Last week the FCA released some shocking figures. And no, before you ask, it’s not going to be increasing the adviser levy. Not yet anyway.
Worse, actually; the average annual number of sick days taken by staff at the FCA was 6.5 days last year.
The national average, according to the Office for National Statistics last year, was 4.3 days. So this means the regulator’s staff took two more sick days than the average British worker.
It’s a good idea to put this into perspective, as 137m working days were lost in the UK from illness and injury in 2016 and this was the lowest rate since 1993 when it was 7.2 days.

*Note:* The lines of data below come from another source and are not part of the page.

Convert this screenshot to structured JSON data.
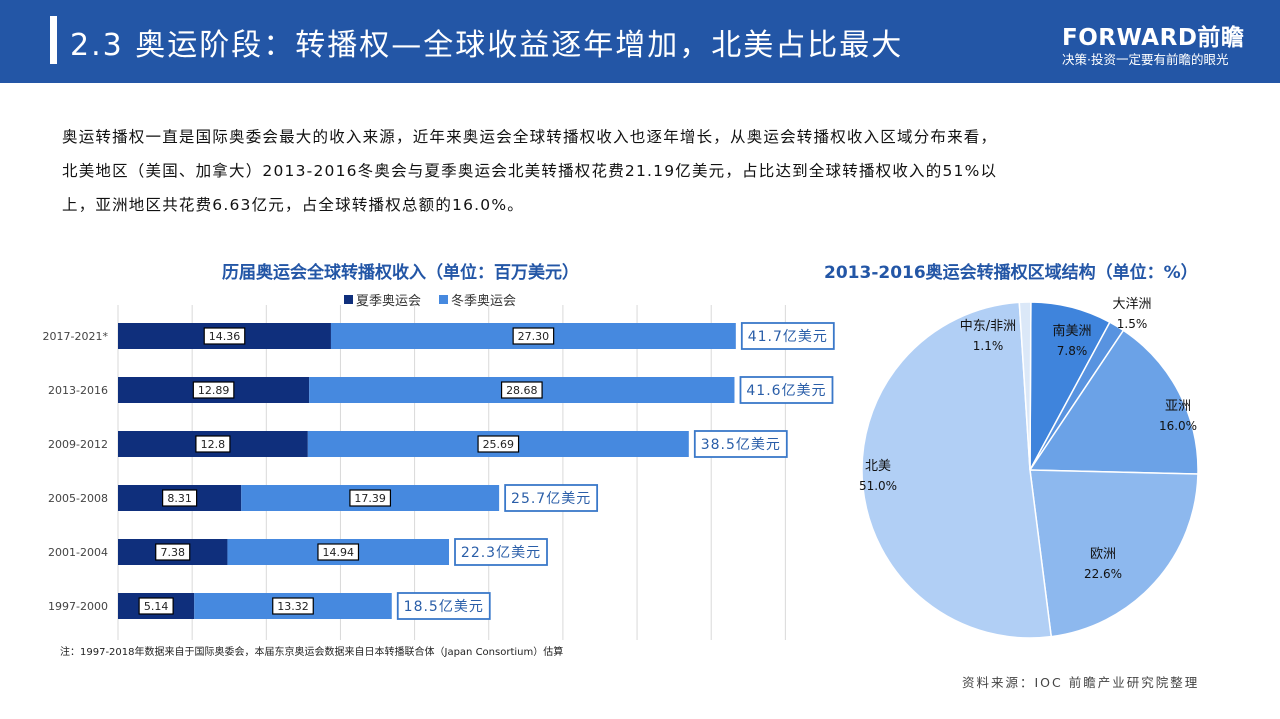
{
  "header": {
    "title": "2.3 奥运阶段：转播权—全球收益逐年增加，北美占比最大",
    "logo": "FORWARD前瞻",
    "slogan": "决策·投资一定要有前瞻的眼光",
    "color": "#2356a6"
  },
  "intro": {
    "lines": [
      "奥运转播权一直是国际奥委会最大的收入来源，近年来奥运会全球转播权收入也逐年增长，从奥运会转播权收入区域分布来看，",
      "北美地区（美国、加拿大）2013-2016冬奥会与夏季奥运会北美转播权花费21.19亿美元，占比达到全球转播权收入的51%以",
      "上，亚洲地区共花费6.63亿元，占全球转播权总额的16.0%。"
    ]
  },
  "chart_data": [
    {
      "type": "bar",
      "orientation": "horizontal",
      "stacked": true,
      "title": "历届奥运会全球转播权收入（单位：百万美元）",
      "categories": [
        "2017-2021*",
        "2013-2016",
        "2009-2012",
        "2005-2008",
        "2001-2004",
        "1997-2000"
      ],
      "series": [
        {
          "name": "夏季奥运会",
          "color": "#0f2f7c",
          "values": [
            14.36,
            12.89,
            12.8,
            8.31,
            7.38,
            5.14
          ],
          "labels": [
            "14.36",
            "12.89",
            "12.8",
            "8.31",
            "7.38",
            "5.14"
          ]
        },
        {
          "name": "冬季奥运会",
          "color": "#4689df",
          "values": [
            27.3,
            28.68,
            25.69,
            17.39,
            14.94,
            13.32
          ],
          "labels": [
            "27.30",
            "28.68",
            "25.69",
            "17.39",
            "14.94",
            "13.32"
          ]
        }
      ],
      "totals": [
        "41.7亿美元",
        "41.6亿美元",
        "38.5亿美元",
        "25.7亿美元",
        "22.3亿美元",
        "18.5亿美元"
      ],
      "xlim": [
        0,
        45
      ],
      "grid_step": 5,
      "grid": true,
      "legend": "top"
    },
    {
      "type": "pie",
      "title": "2013-2016奥运会转播权区域结构（单位：%）",
      "slices": [
        {
          "label": "南美洲",
          "value": 7.8,
          "text": "7.8%",
          "color": "#3f84dc"
        },
        {
          "label": "大洋洲",
          "value": 1.5,
          "text": "1.5%",
          "color": "#5893e0"
        },
        {
          "label": "亚洲",
          "value": 16.0,
          "text": "16.0%",
          "color": "#6ba2e7"
        },
        {
          "label": "欧洲",
          "value": 22.6,
          "text": "22.6%",
          "color": "#8db8ee"
        },
        {
          "label": "北美",
          "value": 51.0,
          "text": "51.0%",
          "color": "#b1cff5"
        },
        {
          "label": "中东/非洲",
          "value": 1.1,
          "text": "1.1%",
          "color": "#dbe8f8"
        }
      ]
    }
  ],
  "note": "注：1997-2018年数据来自于国际奥委会，本届东京奥运会数据来自日本转播联合体（Japan Consortium）估算",
  "source": "资料来源：IOC 前瞻产业研究院整理"
}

The revelation was in the regulator’s 140-page annual report when it also revealed that it now employs 3,422 people, up over 130 from the start to the end of the year.
News like this is met with the inevitable reaction of ‘skivers’ or ‘slackers’. But there is plenty of research that for every one person who is ‘faking it’ there are at least 10 people who rock up for work when they are in no fit state to do so.
This so-called ‘presenteeism’ has been dubbed by experts as an epidemic in itself. Many believe employer scare tactics - the ‘you are lucky enough to have a job’ mentality that has emerged from the recession - have left people scared not to turn up to work for fear of losing their job.
The irony is that they are ultimately risking losing their job and their employer money, by risking their long-term health by not resting when they are sick.
It could be these higher than average figures are down to responsible employment encouraging people to stay off work when they are sick. Most of the workers at the FCA will not be on six figure salaries, and many will have taken on their roles as civil servants with the ultimate aim of doing their bit to protect the consumer.
We are, at the end of the day, all dispensable to our employers, but not to our families.